Do naszej firmy szukamy samochodów, decydujemy się na jedną z marek koncernu Volkswagena. Idziemy, nawet jeżeli tylko metaforycznie, do salonu, kupujemy samochody, a na fakturze nie widnieją dane dealera, tylko importera. Po co taka zmiana i jakie korzyści odniosą z niej klienci? O tym rozmawiamy z najlepiej poinformowanymi osobami w Volkswagen Group Polska.
Tomasz Siwiński: VGP, to Volkswagen Group Polska, a co kryje się za skrótem FAM?
Paweł Napierała: Najłatwiej powiedzieć, że FAM to po prostu Fleet Agency Model. Jednak to nie tyko nazwa modelu sprzedaży samochodów, bo za nią kryją się wielkie zmiany w procesie obsługi Klientów flotowych. VGP staje się bezpośrednim dostawcą samochodów do Klientów z wszelkimi korzyściami i konsekwencjami tego faktu. To zmiana we wszystkich najważniejszych obszarach, czyli obszarze klienta flotowego, firm finansujących, sieci dystrybucji, a także importera oraz OEM. Dla nas FAM to także unikalna szansa na zbudowanie nowoczesnych procesów obsługi klienta flotowego w ramach całej ścieżki sprzedaży tak, aby lepiej odpowiadać na potrzeby zmieniającego się rynku flotowego.
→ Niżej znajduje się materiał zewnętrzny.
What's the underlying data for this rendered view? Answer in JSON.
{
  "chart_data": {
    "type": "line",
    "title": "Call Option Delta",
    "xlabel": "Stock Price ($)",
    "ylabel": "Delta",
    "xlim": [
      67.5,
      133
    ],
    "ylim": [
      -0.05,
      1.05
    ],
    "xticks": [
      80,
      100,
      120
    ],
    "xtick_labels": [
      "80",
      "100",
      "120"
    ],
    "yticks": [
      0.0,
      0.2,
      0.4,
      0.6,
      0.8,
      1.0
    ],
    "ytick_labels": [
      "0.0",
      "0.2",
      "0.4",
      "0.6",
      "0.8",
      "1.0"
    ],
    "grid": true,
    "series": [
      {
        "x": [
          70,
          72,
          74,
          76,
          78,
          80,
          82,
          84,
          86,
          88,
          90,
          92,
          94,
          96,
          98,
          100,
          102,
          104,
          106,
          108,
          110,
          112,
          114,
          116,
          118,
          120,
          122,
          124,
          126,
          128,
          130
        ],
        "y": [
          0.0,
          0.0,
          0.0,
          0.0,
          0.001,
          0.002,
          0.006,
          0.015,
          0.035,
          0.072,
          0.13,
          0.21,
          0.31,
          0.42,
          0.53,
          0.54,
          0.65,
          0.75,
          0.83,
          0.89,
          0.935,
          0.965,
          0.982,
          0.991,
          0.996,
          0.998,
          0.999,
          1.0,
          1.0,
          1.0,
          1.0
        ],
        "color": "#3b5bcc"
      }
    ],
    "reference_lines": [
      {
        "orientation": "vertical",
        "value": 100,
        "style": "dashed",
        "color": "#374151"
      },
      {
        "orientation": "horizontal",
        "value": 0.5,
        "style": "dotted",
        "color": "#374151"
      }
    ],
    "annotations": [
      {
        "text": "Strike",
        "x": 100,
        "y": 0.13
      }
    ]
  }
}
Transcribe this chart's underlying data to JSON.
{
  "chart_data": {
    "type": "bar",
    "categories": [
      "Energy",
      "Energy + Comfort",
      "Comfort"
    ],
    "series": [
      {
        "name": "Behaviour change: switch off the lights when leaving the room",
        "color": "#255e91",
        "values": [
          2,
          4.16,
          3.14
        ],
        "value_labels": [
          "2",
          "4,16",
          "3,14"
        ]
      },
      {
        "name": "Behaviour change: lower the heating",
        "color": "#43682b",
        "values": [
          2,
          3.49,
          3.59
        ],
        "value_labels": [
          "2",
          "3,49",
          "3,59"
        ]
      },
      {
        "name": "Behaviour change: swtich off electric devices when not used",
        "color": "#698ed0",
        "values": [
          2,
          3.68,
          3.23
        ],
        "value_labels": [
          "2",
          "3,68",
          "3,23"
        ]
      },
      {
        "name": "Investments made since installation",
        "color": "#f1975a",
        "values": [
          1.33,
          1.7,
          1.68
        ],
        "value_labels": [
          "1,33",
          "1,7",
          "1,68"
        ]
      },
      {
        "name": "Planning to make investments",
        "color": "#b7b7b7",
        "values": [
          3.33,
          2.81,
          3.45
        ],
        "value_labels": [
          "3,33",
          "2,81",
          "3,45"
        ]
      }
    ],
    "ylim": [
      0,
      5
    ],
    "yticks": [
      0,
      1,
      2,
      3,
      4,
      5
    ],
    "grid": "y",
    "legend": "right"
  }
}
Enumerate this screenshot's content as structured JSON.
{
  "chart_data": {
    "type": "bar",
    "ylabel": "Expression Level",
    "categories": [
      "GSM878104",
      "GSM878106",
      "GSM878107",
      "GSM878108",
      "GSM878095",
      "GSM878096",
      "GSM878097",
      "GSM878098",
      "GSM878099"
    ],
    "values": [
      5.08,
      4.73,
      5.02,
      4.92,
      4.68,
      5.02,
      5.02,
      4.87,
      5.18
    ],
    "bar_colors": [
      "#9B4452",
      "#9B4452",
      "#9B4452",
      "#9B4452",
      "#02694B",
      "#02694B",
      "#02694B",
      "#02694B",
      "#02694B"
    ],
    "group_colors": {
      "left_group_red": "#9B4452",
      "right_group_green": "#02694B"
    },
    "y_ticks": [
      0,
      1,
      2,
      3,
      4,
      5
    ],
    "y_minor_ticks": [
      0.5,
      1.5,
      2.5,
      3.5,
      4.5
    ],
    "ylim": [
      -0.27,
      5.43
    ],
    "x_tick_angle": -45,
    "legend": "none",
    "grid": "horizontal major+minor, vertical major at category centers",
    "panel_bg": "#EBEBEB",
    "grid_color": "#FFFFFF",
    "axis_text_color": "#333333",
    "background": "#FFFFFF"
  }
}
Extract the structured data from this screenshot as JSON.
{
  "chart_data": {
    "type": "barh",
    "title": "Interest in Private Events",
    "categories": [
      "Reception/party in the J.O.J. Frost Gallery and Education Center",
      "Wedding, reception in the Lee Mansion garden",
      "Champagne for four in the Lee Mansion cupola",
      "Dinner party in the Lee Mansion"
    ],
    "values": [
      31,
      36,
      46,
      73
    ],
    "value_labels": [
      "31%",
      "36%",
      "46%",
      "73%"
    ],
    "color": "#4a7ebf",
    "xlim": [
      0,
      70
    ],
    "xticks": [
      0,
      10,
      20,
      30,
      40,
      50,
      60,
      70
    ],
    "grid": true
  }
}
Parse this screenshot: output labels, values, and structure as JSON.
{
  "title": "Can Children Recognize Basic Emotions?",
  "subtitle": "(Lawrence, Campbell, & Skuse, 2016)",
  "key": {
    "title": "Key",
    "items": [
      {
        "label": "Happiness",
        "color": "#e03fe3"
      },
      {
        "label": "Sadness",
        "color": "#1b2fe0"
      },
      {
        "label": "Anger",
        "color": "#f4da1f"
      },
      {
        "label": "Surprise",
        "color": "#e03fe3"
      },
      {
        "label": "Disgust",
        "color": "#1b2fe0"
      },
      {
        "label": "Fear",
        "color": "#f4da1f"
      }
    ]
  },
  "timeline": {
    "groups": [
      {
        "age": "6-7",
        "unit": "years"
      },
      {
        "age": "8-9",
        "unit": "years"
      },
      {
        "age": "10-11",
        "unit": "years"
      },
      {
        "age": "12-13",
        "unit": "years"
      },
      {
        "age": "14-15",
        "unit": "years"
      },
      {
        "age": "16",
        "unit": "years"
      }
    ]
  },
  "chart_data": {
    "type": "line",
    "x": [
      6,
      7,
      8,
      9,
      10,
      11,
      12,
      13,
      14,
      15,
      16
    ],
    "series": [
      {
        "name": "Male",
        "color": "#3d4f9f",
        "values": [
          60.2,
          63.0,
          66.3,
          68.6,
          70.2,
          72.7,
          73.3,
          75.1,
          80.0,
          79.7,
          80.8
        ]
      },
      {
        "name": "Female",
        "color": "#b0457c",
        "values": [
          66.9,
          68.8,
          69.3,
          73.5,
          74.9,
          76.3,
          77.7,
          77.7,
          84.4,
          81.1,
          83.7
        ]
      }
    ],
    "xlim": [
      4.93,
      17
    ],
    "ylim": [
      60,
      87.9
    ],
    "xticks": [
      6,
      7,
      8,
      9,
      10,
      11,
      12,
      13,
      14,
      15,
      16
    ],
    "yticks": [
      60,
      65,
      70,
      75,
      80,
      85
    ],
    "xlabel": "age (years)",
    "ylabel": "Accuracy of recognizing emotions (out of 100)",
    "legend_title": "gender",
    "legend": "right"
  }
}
Marcin Paciorek: Dla flotowej części polskiego rynku FAM jest nowym rozwiązaniem i jako VGP przecieramy szlaki sprzedaży agencyjnej. Dlatego wdrażamy ten projekt stopniowo, bez zbędnego pospiechu. Ważne, aby tak jak powiedział Paweł, zmiana była z korzyścią dla Klientów, a nie tylko zmianą nazwy. Chcemy, aby pod szyldem FAM kryła się po prostu nowa, lepsza jakość obsługi Klientów flotowych jednocześnie zdając sobie sprawę, że jest to duże wyzwanie. Taki sposób wdrażania pozwala nam wyciągać wnioski z bieżącej obsługi i szybko wdrażać usprawnienia, ale też poprawiać doświadczenia Klienta tam, gdzie aktualny model nie był w stanie odpowiednio zaopiekować tych potrzeb.
Volkswagen Group Polska zmienia model sprzedaży z pośredniego, nazwijmy go dealerskim, na bezpośredni. Zapewne to ogromna zmiana dla całej organizacji, dla dealerów. Co natomiast to oznacza dla naszych czytelników, czyli fleet managerów?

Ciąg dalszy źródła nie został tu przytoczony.